Last Modified: Apr 28, 2025
Affected Product(s):
BIG-IP LTM
Known Affected Versions:
11.4.0, 11.4.1, 11.5.0, 11.5.1, 11.5.1 HF1, 11.5.1 HF2, 11.5.1 HF3, 11.5.1 HF4, 11.5.1 HF5, 11.5.1 HF6, 11.5.1 HF7, 11.5.1 HF8, 11.5.1 HF9, 11.5.1 HF10, 11.5.1 HF11
Fixed In:
11.6.0, 11.5.2, 11.4.1 HF4
Opened: Jan 16, 2014 Severity: 3-Major Related Article:
K15371
Setting up a Policy to replace HTTP header results in both the existing and new header values appearing instead of the expected behavior of replacing an existing header with a new one. The following example which attempts to replace the Server: header with a generic "AnonymousServer" demonstrates this. In this example, one would observe the response containing two Server: headers. ltm policy /Common/replace_server { controls { response-adaptation } requires { http } rules { replace_a_header { actions { 0 { http-header response replace name Server value AnonymousServer } } conditions { 0 { http-header response name Server starts-with values { Apache } } } ordinal 1 } } strategy /Common/first-match }
This can result in duplicate values for the specified HTTP headers.

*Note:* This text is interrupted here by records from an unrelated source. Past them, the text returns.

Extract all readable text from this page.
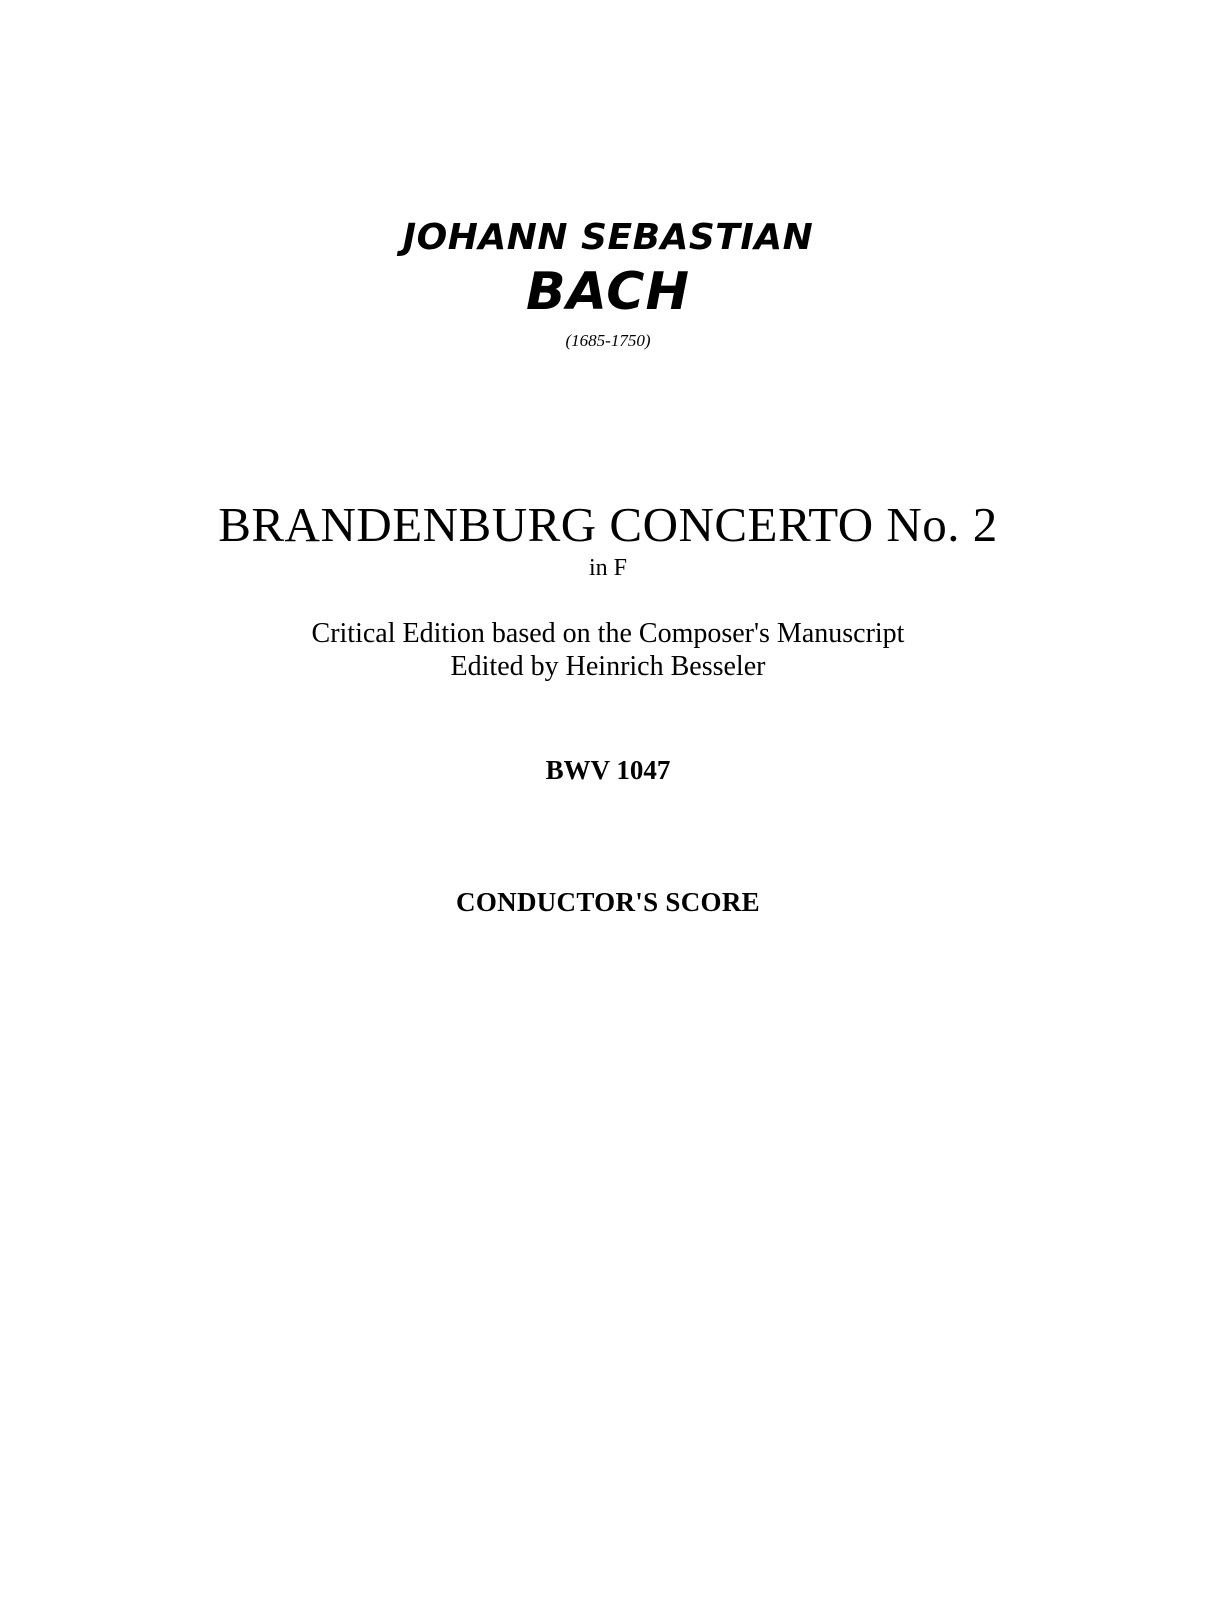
JOHANN SEBASTIAN
BACH
(1685-1750)
BRANDENBURG CONCERTO No. 2
in F
Critical Edition based on the Composer's Manuscript
Edited by Heinrich Besseler
BWV 1047
CONDUCTOR'S SCORE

This replacement header specified in the Policy is inserted under all conditions.
Can employ a custom iRule to achieve equivalent result. Below is an example of an iRule to replace the User-Agent header: when HTTP_REQUEST { set useragent [HTTP::header value User-Agent] if {$useragent contains "Mozilla"} { HTTP::header replace User-Agent "MMMMMMMMM" } }
The policy will properly replace specified HTTP headers.